Matière à penser
Si l'invisible ne s'offre pas à mon regard
et que l'intangible s'évapore d'entre mes doigts,
si le silence s'assoupit en vagues muettes
et que l'immobile se fige en stase incomplète,
alors comment puis-je trouver un sens,
une direction à la vie,
une emprise sur le réel,
une sensation d'immanence et de cohésion?
Ces pensées m'agitent!
Elles me plongent en moi-même
comme dans une chute libre
de l'imaginaire.
Je pense le corps et mon esprit s'active.
Il y a matière à penser
quand on pense à la matière.
Je ris en silence…
L'invisible maintenant se révèle
en une avalanche assourdissante
dont le vacarme insensé
se ressent dans ces propos préparés.
L'intangible se transforme
en une rectiligne avancée de mots transfigurés
par le mouvement de nos yeux
et de nos doigts minutieux.
Le silence m'apparait:
il est la lueur
chaude d'une bougie,
de mon esprit enguirlandé
qui se consume
ɑ̃
fragmɑ̃
de lexiqs kalcinés
Je trace avec mon index la majeure partie d'un anneau imagé:
je serre le poing, je saigne mon âme;
l'immobile se cristallise
en vapeur de sens qui écorche mes paumes.
Il y a matière à penser lorsque l'on pense la matière.

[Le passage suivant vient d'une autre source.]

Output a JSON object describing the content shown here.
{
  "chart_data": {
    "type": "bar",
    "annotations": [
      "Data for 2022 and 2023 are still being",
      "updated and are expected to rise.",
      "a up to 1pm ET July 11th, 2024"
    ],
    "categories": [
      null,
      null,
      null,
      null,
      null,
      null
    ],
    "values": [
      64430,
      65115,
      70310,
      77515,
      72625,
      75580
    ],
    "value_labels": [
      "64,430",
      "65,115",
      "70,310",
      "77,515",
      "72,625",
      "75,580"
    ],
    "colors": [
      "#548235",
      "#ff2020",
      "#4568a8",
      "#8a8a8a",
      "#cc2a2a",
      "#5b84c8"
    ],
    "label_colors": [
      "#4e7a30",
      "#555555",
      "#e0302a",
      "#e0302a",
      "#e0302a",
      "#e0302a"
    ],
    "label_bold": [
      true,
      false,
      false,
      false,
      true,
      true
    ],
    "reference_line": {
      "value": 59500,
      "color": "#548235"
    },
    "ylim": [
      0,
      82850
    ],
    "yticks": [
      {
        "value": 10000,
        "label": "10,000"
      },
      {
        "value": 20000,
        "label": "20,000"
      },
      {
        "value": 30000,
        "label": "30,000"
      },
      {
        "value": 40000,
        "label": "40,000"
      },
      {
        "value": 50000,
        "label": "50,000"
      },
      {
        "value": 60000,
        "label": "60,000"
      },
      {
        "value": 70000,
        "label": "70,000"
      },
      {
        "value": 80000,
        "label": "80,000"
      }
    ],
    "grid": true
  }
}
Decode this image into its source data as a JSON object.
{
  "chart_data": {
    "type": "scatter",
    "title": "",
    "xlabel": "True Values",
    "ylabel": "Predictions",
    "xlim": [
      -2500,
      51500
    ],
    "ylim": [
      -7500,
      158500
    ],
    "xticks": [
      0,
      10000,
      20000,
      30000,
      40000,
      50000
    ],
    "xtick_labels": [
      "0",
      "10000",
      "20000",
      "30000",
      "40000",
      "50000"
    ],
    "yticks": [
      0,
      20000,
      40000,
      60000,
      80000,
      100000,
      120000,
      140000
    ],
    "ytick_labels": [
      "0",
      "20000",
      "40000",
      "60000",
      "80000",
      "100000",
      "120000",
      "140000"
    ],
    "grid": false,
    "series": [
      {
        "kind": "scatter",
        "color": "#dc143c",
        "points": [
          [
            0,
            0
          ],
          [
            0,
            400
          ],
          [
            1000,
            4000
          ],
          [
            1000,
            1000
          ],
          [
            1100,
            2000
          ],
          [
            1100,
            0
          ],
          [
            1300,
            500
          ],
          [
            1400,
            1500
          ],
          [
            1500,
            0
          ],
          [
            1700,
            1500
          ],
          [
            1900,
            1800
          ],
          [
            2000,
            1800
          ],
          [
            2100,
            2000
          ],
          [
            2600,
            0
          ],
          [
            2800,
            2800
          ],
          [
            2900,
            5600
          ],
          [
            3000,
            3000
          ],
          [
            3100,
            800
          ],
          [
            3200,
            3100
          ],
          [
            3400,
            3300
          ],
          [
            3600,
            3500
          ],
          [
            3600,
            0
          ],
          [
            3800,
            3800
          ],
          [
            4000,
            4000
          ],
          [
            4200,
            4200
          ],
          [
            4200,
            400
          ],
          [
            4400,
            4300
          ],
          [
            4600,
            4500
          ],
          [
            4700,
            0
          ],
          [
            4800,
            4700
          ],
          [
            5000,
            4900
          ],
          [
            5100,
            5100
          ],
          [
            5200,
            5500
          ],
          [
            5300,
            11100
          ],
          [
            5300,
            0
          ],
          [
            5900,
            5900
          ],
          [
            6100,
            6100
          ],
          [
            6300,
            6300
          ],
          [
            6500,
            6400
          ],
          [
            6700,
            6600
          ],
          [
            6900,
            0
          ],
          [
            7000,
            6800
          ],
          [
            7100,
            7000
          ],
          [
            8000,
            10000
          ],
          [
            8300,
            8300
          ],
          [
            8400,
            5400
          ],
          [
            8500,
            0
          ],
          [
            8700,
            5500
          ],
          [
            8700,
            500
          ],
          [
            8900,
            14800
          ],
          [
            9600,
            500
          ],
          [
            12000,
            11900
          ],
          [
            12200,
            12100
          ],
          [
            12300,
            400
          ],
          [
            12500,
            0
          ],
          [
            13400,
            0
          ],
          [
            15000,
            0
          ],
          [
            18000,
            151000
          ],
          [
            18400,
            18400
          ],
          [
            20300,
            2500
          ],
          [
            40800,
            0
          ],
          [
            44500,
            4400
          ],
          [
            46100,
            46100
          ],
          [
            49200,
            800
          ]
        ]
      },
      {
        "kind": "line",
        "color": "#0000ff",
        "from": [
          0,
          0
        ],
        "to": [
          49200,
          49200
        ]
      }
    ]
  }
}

Je ressens ces essais comme une susurrante cécité
qui m'emporte tout au fond de la vallée de mes pensées.
Par le mouvement du visible et du tangible,
je romps le silence et ouvre une brèche
qui me brûle et m'écume et qui me rend sensible.
C'est dans ces moments de sensualité matérielle
que je découvre le sens de l'éternel.
Dans le silence du mot je trouve le vacarme du corps
et l'immanence de l'incommensurable s'impose à moi.